MANDAT DU RECTEUR – ULiège 2018

Ce document constitue un prolongement de la réflexion amorcée dans la « lettre ouverte pour une université à Liège » signée par 124 chercheurs-enseignants de l’ULiège [1]. Pour rappel, cette lettre s’attachait à décrire le malaise ressenti par des signataires confrontés à des problèmes structurels et conjoncturels qui laissent bon nombre d’entre eux inquiets quant au devenir de notre institution. Elle avait pour vocation de susciter une réflexion globale sur les conditions de l’enseignement et de la recherche au sein de notre alma mater. Le texte qui suit a été rédigé à l’initiative d’un groupe de réflexion composé d’enseignants-chercheurs dont aucun ne fait partie des équipes rectorales déclarées. Il a pour but de permettre aux candidat.e.s au poste de Recteur de se positionner par rapport à des enjeux clés de la stratégie institutionnelle au cours de la campagne électorale de mars-avril 2018, et de planifier leurs actions dans le plan stratégique requis avec le dépôt de leur candidature.

Préambule

L’Université de Liège s’est dotée récemment d’une « Charte des valeurs », présentée comme le socle identitaire commun de l’institution et la boussole de sa politique de gestion. Cette charte présente une histoire de l’université dans des mots séduisants mais qui apparaissent à beaucoup vides de sens, ou en tout cas détachés des réalités vécues par les membres de l’institution. Elle semble destinée à recouvrir d’un tapis de respectabilité morale des pratiques dictées par d’autres impératifs (financiers, politiques et autres). Pour ces raisons, la « Charte des valeurs » doit être soit abandonnée, soit appliquée dans les faits plutôt que dans les mots et l’idéologie.

Les malaises décrits dans la « lettre ouverte » ont des sources à la fois externes (décret « Paysage », financement des universités, ingérence du politique dans la recherche universitaire, réforme de la formation des maîtres, etc.) et internes à notre Université (manque de transparence dans la gestion des ressources humaines et budgétaires, nouvelle organisation et séparation de l’enseignement et de la recherche, labellisation, complexification des structures et de l’administration, etc.). Dans les deux cas, ces problèmes méritent qu’on s’en préoccupe et qu’on y réponde au travers d’un projet fédérateur ayant reçu l’assentiment d’une majorité des membres de notre Institution.

L’élection du prochain Recteur – ou de la prochaine Rectrice – de l’Université de Liège est une belle opportunité de lancer un débat portant sur les natures et fonctions du « mandat » rectoral, un débat émanant du personnel de l’institution et invitant les candidats au poste à se positionner clairement par rapport à un certain nombre de questions fondamentales dont celles qui sont reprises ci-dessous.

 

1. Le Recteur et le pouvoir politique

Le Recteur élu est avant tout un membre du personnel de l’université. Il n’est donc pas un délégué des pouvoirs politiques de tutelle, mais bien un représentant de son institution auprès desdits pouvoirs.

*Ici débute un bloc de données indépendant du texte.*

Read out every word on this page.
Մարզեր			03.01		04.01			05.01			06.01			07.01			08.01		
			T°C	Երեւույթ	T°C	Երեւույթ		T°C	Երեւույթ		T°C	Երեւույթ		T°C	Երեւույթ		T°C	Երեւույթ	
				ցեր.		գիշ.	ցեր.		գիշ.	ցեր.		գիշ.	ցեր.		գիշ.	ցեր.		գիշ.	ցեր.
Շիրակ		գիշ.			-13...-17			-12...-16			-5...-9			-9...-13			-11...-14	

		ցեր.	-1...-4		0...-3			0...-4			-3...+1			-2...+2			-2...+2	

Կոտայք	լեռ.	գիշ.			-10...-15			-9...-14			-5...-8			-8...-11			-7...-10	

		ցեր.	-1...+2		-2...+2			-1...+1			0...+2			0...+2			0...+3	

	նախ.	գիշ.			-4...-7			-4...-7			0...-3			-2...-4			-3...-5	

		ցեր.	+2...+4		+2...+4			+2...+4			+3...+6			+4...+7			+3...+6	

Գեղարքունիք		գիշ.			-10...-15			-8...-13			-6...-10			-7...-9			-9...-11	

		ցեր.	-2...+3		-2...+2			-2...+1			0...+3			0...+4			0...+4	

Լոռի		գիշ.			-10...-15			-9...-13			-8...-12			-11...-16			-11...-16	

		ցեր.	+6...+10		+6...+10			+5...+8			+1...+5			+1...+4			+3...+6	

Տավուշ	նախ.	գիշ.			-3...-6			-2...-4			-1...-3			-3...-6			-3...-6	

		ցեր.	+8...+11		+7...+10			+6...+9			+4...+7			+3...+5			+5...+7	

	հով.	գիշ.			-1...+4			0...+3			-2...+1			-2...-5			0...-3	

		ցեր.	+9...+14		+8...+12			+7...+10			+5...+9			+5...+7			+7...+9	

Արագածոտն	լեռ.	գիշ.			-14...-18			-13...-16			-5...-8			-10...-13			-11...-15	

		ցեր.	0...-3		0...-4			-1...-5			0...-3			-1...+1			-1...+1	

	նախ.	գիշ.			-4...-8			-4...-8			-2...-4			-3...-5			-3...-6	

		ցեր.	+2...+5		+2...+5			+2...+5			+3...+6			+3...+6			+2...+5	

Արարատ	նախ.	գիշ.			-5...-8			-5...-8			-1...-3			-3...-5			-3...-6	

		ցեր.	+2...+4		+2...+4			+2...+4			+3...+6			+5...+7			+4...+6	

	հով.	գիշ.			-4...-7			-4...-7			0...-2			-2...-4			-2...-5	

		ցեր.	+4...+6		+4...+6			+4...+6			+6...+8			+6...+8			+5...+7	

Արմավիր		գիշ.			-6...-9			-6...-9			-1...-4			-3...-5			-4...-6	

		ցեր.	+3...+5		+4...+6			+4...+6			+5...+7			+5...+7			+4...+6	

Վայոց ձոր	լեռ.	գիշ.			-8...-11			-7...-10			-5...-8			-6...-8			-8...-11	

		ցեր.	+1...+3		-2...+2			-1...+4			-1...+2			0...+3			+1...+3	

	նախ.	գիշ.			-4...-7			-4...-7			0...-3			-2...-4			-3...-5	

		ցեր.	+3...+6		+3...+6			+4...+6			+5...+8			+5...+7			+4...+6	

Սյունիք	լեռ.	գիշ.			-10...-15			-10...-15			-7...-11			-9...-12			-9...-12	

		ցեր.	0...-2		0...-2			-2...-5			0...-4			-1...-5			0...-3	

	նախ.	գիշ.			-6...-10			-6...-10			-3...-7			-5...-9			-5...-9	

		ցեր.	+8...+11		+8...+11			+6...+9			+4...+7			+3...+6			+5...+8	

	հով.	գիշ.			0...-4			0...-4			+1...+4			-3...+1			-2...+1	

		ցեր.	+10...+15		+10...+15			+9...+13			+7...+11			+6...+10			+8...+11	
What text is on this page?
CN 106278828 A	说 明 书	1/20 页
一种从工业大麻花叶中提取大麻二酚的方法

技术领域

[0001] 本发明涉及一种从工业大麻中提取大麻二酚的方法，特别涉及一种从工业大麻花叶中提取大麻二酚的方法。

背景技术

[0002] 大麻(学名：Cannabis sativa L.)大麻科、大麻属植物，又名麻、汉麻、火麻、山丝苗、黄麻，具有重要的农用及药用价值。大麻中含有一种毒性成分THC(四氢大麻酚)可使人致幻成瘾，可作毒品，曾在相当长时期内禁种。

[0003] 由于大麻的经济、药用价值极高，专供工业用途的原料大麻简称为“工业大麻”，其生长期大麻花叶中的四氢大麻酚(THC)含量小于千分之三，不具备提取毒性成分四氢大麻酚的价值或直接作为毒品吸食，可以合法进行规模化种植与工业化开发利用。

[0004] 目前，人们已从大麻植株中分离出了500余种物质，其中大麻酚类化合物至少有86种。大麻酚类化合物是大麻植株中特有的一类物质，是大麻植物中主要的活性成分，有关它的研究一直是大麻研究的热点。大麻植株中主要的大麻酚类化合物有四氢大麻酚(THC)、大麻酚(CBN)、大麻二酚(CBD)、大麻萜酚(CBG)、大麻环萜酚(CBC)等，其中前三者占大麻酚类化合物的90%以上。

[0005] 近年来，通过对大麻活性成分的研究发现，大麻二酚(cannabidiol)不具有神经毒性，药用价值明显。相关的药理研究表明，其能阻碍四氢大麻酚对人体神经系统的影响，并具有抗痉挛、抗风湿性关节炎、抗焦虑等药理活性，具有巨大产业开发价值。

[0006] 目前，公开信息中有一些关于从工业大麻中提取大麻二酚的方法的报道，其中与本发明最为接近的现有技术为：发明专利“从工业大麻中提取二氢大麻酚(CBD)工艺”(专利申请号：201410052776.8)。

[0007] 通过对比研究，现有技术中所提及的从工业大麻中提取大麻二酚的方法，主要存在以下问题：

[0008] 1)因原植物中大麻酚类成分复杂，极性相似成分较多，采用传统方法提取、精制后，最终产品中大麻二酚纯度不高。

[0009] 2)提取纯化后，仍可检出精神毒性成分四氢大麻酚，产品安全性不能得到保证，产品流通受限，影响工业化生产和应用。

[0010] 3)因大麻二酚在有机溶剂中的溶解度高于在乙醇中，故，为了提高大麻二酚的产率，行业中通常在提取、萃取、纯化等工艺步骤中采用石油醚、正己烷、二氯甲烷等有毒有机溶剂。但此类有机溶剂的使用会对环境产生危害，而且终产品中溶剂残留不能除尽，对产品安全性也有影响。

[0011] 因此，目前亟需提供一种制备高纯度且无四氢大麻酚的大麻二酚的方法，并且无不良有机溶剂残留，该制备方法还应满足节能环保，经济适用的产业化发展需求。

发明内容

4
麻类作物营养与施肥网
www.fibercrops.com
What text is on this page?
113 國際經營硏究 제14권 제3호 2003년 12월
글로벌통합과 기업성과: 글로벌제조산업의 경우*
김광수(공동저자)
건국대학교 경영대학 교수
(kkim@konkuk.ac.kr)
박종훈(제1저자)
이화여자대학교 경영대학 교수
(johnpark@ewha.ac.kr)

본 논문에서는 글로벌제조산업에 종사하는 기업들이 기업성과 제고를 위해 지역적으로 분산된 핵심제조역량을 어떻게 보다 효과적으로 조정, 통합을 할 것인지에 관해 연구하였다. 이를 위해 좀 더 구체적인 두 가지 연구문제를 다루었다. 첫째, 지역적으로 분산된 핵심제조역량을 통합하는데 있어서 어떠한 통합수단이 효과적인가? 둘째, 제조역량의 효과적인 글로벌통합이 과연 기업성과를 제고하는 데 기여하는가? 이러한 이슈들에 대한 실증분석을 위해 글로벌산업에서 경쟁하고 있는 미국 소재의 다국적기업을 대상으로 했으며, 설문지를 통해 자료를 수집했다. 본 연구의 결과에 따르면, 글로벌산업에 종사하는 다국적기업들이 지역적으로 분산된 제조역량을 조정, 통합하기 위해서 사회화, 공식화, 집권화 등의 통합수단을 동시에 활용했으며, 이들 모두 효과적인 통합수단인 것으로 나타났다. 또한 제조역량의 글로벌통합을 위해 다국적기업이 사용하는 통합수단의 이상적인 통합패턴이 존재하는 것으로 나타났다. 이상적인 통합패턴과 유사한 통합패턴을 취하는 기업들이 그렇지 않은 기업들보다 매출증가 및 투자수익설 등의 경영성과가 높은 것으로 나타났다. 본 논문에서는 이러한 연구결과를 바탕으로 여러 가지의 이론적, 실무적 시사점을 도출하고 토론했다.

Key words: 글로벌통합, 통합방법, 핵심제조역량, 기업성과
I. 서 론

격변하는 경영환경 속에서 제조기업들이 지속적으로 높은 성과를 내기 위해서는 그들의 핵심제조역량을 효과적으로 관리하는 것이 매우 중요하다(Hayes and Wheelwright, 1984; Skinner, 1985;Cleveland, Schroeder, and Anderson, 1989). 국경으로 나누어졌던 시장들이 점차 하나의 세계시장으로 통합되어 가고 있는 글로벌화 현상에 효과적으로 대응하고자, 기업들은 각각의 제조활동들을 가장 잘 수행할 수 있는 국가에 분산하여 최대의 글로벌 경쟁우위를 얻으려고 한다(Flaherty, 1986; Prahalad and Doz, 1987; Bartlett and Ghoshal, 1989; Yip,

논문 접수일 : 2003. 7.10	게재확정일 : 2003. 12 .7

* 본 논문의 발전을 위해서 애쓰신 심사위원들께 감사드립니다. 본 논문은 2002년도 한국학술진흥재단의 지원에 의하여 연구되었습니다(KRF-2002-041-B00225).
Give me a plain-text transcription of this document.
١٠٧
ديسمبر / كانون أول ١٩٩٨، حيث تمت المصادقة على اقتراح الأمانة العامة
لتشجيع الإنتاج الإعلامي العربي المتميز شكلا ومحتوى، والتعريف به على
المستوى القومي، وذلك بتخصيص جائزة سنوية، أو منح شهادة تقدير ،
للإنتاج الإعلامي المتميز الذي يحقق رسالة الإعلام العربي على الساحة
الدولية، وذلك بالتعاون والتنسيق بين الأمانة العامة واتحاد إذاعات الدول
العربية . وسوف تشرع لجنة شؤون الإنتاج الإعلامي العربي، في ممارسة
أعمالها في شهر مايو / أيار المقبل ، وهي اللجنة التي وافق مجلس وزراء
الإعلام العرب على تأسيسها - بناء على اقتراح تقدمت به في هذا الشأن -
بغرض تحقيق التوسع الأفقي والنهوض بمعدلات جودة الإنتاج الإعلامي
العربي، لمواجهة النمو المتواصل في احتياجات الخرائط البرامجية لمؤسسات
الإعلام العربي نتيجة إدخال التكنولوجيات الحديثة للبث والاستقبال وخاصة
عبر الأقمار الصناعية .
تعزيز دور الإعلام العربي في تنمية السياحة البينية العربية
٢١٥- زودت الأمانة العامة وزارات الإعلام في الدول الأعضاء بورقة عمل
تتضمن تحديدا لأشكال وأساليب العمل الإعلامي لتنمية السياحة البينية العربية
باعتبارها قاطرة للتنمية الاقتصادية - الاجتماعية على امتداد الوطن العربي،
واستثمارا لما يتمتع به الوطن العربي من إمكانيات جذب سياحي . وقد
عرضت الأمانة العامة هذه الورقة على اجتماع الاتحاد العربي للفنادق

À ce titre, il défend les intérêts de son personnel et, en particulier, la nature de service public des activités que mène ce personnel. Cette vocation de service public doit la préserver des logiques de rentabilité à court ou moyen terme qui sont d’usage dans d’autres secteurs. Lorsque cette définition fondamentale est menacée, le Recteur doit pouvoir se positionner face à ces menaces au nom d’une bonne gestion de l’institution. Ceci implique avant tout un devoir de transparence et de consultation en amont des décisions prises par des commissions permanentes ou d’autres autorités académiques ou supra-académiques.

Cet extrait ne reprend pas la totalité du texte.